Şaşırtıcı  mı, bugünden farkı var mı?

Geçmişin zulmünü şaşırarak ve ayıplayarak anlatmak lüksüne hiçbir zaman sahip olamadık maalesef.


***
Şark İstiklâl Mahkemesi de boş durmaz… Onlar da gazeteci yargılama faaliyetleri içindedir.


Tevhid-i Efkâr’ın başyazarı Velit Ebüzziya, Son Telgraf yazarları Sadri Ertem, Fevzi Lütfi Karaosmanoğlu ve İlhami Safa, Sebilürreşat başyazarı Eşref Edip, Toksöz gazetesinin yazarı Abdülkadir Kemali 21 Haziran 1925 günü tutuklanıp Şark İstiklâl Mahkemesine gönderilirler. Gazeteleri de kapatılır.


***
Mahkeme bir süre sonra Elâzığ’a taşınır.

Şeyh Sait İsyanı ile İstanbul basını arasında ilişki olup olmadığı araştırılmaktadır.

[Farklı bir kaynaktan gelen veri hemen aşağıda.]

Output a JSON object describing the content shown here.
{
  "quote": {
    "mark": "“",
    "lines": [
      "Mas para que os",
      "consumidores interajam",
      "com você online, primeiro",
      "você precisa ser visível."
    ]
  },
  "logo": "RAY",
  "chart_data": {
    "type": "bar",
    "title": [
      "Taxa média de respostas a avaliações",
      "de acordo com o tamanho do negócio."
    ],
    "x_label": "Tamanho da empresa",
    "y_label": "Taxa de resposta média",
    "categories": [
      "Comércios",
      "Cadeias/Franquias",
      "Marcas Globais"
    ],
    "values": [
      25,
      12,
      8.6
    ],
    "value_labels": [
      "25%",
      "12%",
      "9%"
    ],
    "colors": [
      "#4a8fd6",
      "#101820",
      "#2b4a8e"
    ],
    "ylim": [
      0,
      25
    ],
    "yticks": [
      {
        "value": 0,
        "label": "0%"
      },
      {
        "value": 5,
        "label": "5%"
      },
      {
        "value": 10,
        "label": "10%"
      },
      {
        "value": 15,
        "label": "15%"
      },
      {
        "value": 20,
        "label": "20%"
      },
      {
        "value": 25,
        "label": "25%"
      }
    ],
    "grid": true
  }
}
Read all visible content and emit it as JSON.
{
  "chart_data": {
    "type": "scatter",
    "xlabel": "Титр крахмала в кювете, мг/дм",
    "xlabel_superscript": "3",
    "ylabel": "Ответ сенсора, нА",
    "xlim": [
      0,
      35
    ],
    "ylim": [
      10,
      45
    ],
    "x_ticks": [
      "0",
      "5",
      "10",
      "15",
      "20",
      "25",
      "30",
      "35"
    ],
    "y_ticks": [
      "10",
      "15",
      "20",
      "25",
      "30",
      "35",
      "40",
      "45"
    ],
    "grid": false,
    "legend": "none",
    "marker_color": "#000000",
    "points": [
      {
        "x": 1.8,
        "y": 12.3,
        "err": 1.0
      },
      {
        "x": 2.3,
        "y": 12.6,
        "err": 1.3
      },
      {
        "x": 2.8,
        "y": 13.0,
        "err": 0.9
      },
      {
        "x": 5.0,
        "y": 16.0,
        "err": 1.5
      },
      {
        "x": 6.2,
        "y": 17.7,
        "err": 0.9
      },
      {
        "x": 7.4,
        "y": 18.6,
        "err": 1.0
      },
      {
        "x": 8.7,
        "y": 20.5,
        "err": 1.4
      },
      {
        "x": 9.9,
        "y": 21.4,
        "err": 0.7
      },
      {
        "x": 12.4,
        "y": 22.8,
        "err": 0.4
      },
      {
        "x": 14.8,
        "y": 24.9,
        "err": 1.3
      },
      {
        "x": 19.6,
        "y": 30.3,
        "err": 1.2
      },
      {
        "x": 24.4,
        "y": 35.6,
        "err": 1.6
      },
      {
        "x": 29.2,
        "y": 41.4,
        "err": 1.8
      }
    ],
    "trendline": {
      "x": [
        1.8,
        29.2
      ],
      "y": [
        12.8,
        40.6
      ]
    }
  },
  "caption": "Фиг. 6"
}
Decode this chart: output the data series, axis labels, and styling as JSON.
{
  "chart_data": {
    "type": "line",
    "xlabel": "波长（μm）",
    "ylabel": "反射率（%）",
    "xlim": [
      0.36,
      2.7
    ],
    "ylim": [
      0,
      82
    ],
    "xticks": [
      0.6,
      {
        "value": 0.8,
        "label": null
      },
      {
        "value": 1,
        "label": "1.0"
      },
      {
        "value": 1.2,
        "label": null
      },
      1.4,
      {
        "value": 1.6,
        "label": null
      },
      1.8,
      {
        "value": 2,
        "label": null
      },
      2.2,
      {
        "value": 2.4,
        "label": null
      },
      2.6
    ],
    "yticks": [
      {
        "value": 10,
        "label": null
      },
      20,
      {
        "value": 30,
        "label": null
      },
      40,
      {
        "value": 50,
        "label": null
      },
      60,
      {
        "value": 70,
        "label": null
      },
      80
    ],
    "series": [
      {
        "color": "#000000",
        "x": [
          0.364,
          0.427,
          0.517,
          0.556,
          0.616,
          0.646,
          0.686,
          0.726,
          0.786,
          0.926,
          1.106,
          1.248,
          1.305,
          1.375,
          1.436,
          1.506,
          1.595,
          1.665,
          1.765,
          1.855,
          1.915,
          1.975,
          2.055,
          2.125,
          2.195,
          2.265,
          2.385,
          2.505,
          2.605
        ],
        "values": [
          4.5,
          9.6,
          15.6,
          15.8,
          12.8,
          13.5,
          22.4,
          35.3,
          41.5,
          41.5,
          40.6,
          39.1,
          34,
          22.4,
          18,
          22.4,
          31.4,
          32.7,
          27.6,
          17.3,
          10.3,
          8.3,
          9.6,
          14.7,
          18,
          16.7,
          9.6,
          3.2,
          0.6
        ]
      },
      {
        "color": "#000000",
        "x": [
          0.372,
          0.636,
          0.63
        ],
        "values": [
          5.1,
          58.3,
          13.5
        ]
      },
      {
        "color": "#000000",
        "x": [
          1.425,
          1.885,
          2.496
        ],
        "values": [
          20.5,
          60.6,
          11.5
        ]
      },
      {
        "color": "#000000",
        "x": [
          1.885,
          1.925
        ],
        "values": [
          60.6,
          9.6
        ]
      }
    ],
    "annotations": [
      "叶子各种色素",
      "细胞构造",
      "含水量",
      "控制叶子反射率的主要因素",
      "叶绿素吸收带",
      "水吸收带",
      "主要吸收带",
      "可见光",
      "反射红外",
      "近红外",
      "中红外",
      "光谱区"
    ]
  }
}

Şark İstiklâl Mahkemesi bu defa 12 Ağustos’ta Ahmet Emin Yalman, Ahmet Şükrü Esmer, İsmail Müştak Mayokan ve Suphi Nuri İleri’yi tutuklar. Vatan gazetesini de kapatır.

İstiklâl Mahkemesi Savcısı Süreyya Bey 7 Haziran 1925’te  çok bildik ve benim de kendimle ilgili olarak işittiğim cümlelerle basını söyle suçlar:

“İsyanın türlü türlü sebepleri vardır. Bunların arasına basın hürriyetini şahsî maksatlar veya şahsî siyasî gayeler uğruna kötüye kullanan, kasıtlı veya kasıtsız sûrette yazılan yazıların, isyan üzerinde tesirleri dokunan gazetelerin tutumu da girebilir. Bu sebeple gazeteler buraya getirilmeli, yazılarının isyana tesiri dokunduğuna kanaat gelen gazeteciler davaya katılmalıdır.”

Gazeteciler haftalarca yargılanırlar ancak sonunda bir sürpriz olur, siyasi hava yumuşadığı için hepsi beraat eder.

Ama baskı kaybolmaz.

***

Hıfzı Topuz 100 Soruda Türk Basın Tarihi adlı kitapta su soruyu sorar :

“Devrimlerin gerçekleştirilmesi için Takrir-i Sükûn Kanunu ile bir terör havası yaratılması, gazetelerin kapatılması, gazetecilerin isyancılarla birlikte İstiklâl Mahkemelerinde yargılanması ve basının susturulması gerekli miydi acaba?

Devrimlere karşı bütün muhalefeti yaratan, halkla Hükümetin arasını açan, halkı devrimlerden uzaklaştıran, memlekette bir başka rejimin ilk temellerini atan, yıllar sonra gericilik akımlarının yeniden başkaldırmasını hazırlayan, çok partili ortama girildikten sonra Halk Partisi’nin ve liderlerinin bir daha çoğunluğu kazanamamalarına sebep olan ve belki de bugünkü huzursuzluğun temelinde önemli bir yeri olan olaylardan biri Takrir-i Sükûn Kanunu ve onun sınırsız, kontrolsüz uygulanışıdır.”

***

Acaba bugünkü gazetecilerin Silivri yargılamaları için tarih ne yazacak?
 
Yönetemeyen bir geleneğin çaresiz bir biçimde her daim hukuksuzluktan medet umduğunu mu?